The Kentucky Board of Nursing redesign was implemented to restructure and overhaul the site architecture, as well as give it a fresh design. This site required ongoing client feedback to ensure content consolidation and an iterative process to remove outdated content. I was the design lead and architecture expert on this project.
KBN had several primary goals: improving user experience, increasing accessibility, and enhancing content organization. Input was collected from various stakeholders, and other state board websites were researched and analyzed to identify best practices, design trends, and functionalities that could be incorporated into the new website. A thorough content audit was conducted to assess the existing content's relevance and quality. A determination was then made on what needed to be updated, revised, or removed, ensuring that all essential information was retained.
Designing the Site
A new information architecture was developed for the website where the main categories and subcategories were defined, and organized into a logical and user-friendly structure. The color schemes, typography, imagery, and icons were carefully chosen to reflect KBN's mission to create an excellent user experience. The design showcases user-friendly navigation, clear call-to-action buttons, and intuitive user interfaces. The site was built using mobile first design principals, and was tested to meet current accessibility standards.
I also provided SharePoint training for the staff at the Kentucky Board of Nursing.
This build was a combination of a custom SharePoint master page, page layouts, XSLT, and CSS.
The Labor Cabinet redesign was a complete rearchitect as well as design. The idea was to streamline a site that was traditionally agency-focused, and turn it into a user-focused experience. I was the design lead as well as the architecture expert on this project. It was solely my responsibility to deliver this project on time.
The first stage was understanding the personas that needed to engage with the content. After several fruitful meetings, I began streamlining the architecture into a site map that would make sense. The site began with well over 1000 pages, and ended with 60. The second stage was developing solutions that would mitigate common pain points of end users.
Designing the Site
This was accomplished with several targeted ideas.
Third, to ease the amount of change that both the staff and users would endure it was important to have something in place that would point them in the right direction. To meet this need I built the state’s first interactive ChatBot. It was built on Google’s DeepMind project. Since it was a learning AI, I taught them how to update the database manually to answer specific questions, but also how the AI could learn simply by talking to it.
Additionally, I provided SharePoint training for the staff at the Labor Cabinet.
The Secretary of State redesign was implemented to replace the previous administration. This site had a quick turnaround, as well as an iterative process to remove traces of the prior Secretary where it was necessary. I was the design lead and architecture expert on this project. I worked alongside the client and my Creative Director for a swift turnaround.
Stage one was presence. Secretary Adams had to take ownership of this office. It was redesigned with a blue, black, and gold theme that drew inspiration from the official seal. He needed a decisive Jumbotron, as well as pages needed scrubbing for content that would no longer be relevant for his time in office. We worked with the client closely on page content updates. To help facilitate with these updates, we used a combination of ADA, and broken link scans to search for keywords that required updating.
Designing the Site
It was important the main navigation be clear and concise to end users. Using Google Analytics to inform us on user patterns, we worked with the client on specific wording, and icons were carefully chosen to convey their meaning. With this clearer navigation, it was necessary to shift pages within the architecture to reflect the new requirements.
Additionally, it was important to highlight the main focuses of Secretary Adams and his office. A secondary navigation was added to highlight both business registration and voting.
I also provided SharePoint training for the new staff in Secretary Adams' office.
This build was a combination of a custom SharePoint master page, page layouts, and CSS.
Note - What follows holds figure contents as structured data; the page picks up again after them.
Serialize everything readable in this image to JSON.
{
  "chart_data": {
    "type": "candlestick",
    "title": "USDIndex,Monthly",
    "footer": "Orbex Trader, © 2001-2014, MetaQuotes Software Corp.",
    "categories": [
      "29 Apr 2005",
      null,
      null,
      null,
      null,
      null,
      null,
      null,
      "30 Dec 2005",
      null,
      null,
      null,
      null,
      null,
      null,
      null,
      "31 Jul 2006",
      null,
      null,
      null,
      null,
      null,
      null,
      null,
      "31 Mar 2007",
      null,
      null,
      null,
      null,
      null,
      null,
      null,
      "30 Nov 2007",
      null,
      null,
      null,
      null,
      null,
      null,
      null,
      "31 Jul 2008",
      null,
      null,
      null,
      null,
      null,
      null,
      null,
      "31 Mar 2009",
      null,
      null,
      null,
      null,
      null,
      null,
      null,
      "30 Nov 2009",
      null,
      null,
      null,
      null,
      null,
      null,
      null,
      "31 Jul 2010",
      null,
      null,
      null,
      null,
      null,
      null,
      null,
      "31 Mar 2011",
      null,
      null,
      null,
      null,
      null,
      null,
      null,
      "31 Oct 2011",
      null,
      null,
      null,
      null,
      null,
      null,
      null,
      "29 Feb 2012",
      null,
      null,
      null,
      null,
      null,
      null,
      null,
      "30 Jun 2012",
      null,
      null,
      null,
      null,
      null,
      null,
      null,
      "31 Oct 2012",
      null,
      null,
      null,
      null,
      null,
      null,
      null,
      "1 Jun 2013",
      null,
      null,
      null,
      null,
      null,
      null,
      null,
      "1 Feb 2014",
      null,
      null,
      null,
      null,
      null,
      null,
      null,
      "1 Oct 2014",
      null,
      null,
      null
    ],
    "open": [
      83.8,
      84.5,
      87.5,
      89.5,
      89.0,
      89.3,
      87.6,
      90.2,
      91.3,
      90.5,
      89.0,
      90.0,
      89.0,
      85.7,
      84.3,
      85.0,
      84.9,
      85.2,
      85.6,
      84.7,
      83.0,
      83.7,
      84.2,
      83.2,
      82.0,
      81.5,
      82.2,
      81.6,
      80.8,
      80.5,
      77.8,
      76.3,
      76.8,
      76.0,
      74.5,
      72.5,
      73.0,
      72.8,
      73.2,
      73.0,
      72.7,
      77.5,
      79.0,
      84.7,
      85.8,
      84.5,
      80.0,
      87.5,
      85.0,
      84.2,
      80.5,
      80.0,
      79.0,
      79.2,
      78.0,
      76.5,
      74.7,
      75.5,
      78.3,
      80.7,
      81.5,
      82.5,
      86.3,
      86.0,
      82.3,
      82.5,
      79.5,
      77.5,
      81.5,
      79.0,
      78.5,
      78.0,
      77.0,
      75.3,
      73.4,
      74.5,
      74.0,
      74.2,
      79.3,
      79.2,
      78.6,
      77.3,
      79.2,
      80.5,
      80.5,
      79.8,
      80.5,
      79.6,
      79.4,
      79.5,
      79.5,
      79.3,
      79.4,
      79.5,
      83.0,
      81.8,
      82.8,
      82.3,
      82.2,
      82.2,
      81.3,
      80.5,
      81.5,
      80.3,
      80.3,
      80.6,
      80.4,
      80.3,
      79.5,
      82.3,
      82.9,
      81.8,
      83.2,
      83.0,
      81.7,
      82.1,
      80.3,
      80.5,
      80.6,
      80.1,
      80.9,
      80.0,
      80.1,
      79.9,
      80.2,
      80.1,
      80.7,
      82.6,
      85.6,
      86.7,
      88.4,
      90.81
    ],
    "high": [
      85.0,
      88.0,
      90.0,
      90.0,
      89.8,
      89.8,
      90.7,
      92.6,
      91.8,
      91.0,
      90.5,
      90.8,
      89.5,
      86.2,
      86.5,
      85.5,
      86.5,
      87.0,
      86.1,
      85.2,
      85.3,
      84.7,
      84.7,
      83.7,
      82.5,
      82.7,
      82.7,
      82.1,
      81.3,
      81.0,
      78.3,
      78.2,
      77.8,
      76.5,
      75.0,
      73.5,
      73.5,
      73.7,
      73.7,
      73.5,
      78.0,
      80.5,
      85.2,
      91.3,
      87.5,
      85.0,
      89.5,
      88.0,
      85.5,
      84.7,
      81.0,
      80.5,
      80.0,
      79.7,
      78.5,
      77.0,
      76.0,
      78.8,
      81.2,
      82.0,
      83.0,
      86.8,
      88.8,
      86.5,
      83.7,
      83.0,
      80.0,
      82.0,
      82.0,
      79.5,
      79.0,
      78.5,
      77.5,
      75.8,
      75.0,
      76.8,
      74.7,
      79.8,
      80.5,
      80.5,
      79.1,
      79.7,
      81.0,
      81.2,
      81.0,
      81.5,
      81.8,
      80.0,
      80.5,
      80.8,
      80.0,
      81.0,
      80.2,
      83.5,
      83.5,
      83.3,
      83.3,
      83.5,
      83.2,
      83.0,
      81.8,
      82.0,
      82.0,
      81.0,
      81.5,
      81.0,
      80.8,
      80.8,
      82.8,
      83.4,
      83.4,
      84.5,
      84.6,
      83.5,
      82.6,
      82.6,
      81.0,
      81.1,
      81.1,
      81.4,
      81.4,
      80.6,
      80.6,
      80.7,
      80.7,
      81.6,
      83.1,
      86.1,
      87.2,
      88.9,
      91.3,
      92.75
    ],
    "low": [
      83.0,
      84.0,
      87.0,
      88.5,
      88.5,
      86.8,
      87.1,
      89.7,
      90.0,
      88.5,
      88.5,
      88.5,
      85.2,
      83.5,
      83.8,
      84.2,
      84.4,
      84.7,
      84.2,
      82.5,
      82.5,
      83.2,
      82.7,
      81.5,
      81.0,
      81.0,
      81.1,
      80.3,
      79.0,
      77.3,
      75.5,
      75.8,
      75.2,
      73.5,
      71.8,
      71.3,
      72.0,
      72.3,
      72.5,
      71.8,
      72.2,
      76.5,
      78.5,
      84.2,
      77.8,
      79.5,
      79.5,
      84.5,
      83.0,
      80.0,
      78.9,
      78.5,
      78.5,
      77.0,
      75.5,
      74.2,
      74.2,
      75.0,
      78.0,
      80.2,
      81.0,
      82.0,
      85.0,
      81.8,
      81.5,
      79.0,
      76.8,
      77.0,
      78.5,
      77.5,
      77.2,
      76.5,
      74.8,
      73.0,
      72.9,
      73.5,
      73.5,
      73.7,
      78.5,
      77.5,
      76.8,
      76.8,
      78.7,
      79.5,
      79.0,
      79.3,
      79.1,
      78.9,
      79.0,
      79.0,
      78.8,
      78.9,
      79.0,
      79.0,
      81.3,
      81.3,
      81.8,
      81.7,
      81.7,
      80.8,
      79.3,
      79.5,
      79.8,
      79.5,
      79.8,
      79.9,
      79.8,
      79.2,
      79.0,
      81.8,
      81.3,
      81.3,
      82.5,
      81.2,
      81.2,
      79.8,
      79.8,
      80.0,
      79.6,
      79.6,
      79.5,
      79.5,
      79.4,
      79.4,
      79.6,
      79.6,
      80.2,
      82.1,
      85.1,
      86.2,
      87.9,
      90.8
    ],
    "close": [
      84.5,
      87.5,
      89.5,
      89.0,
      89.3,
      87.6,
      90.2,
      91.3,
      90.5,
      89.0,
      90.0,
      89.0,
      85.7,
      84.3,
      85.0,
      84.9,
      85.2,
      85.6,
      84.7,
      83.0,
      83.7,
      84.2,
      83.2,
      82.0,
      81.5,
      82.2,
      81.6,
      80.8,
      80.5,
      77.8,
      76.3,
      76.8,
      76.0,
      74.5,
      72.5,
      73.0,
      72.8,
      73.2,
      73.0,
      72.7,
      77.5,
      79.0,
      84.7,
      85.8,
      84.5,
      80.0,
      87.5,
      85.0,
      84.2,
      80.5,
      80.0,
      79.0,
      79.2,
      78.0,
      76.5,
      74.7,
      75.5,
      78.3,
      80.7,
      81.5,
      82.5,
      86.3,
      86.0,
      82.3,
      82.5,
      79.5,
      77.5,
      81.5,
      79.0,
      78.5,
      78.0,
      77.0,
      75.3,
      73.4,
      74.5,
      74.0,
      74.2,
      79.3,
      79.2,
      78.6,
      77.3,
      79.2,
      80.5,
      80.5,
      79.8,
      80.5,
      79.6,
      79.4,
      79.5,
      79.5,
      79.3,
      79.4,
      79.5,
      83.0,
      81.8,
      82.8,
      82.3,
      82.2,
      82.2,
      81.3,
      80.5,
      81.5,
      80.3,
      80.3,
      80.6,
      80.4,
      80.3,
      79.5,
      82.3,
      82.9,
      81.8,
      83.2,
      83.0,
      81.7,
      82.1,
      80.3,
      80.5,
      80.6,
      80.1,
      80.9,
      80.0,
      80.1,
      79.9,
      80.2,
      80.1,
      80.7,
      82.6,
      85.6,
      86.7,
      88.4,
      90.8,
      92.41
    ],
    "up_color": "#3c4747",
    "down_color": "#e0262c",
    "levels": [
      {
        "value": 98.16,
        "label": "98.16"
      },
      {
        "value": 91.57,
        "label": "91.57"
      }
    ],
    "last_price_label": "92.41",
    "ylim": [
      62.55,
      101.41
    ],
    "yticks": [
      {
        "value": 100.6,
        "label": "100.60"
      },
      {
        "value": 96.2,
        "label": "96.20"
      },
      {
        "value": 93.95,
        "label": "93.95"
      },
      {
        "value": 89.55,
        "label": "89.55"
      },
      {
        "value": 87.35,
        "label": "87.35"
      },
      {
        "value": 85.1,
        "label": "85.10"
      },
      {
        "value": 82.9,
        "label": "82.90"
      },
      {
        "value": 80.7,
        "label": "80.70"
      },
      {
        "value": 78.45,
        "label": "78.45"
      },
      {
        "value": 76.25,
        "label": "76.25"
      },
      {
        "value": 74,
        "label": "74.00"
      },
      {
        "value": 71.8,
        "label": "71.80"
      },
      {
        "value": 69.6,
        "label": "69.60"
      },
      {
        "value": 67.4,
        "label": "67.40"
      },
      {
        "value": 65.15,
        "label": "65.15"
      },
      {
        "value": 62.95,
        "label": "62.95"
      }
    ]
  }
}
The Indy.gov redesign was a complete overhaul and re-branding of the enterprise website. Preliminary work included a five month long project of streamlining their pages from the thousands down to a few hundred. I wrote the Indy.gov Font Styleguide to help agencies clean up their content ahead of any page migration. I also trained hundreds of city employees and interns in the SharePoint environment, as well as taught them web best practices, ADA, and section 508 compliance. This was done with the goal of site wide consistency. I was the SharePoint Team Lead and Senior designer, and we had a small team of 3 people.
.Using a combination of analytic tools, as well as feedback from the City of Indianapolis and its users, it was clear the site was not friendly to the people it was intended to reach. The main purpose of the site was to share information about the city, its agencies and services, and to drive people to use the online services to interface with the city government.
Designing the Site
In order to meet those needs, we developed nine flexible categories all of the city’s content could fit into. This metadata could then be used to tag all items within the site for ease of search.
This search, then, would be the focal point of the entire site where users could use natural language in order to find what they’re looking for. This natural language would also be used as metadata to further tag content within the site to make it relevant.
On agency pages within the site, the metadata reflected on the page would change based on content that existed for that agency. This would help users intelligently filter the content they are trying to find.
We developed several sketches and wireframes to understand the choices that people would likely make based on the information presented to them. From that, we developed a streamlined workflow and UX design that would work for Indy.gov.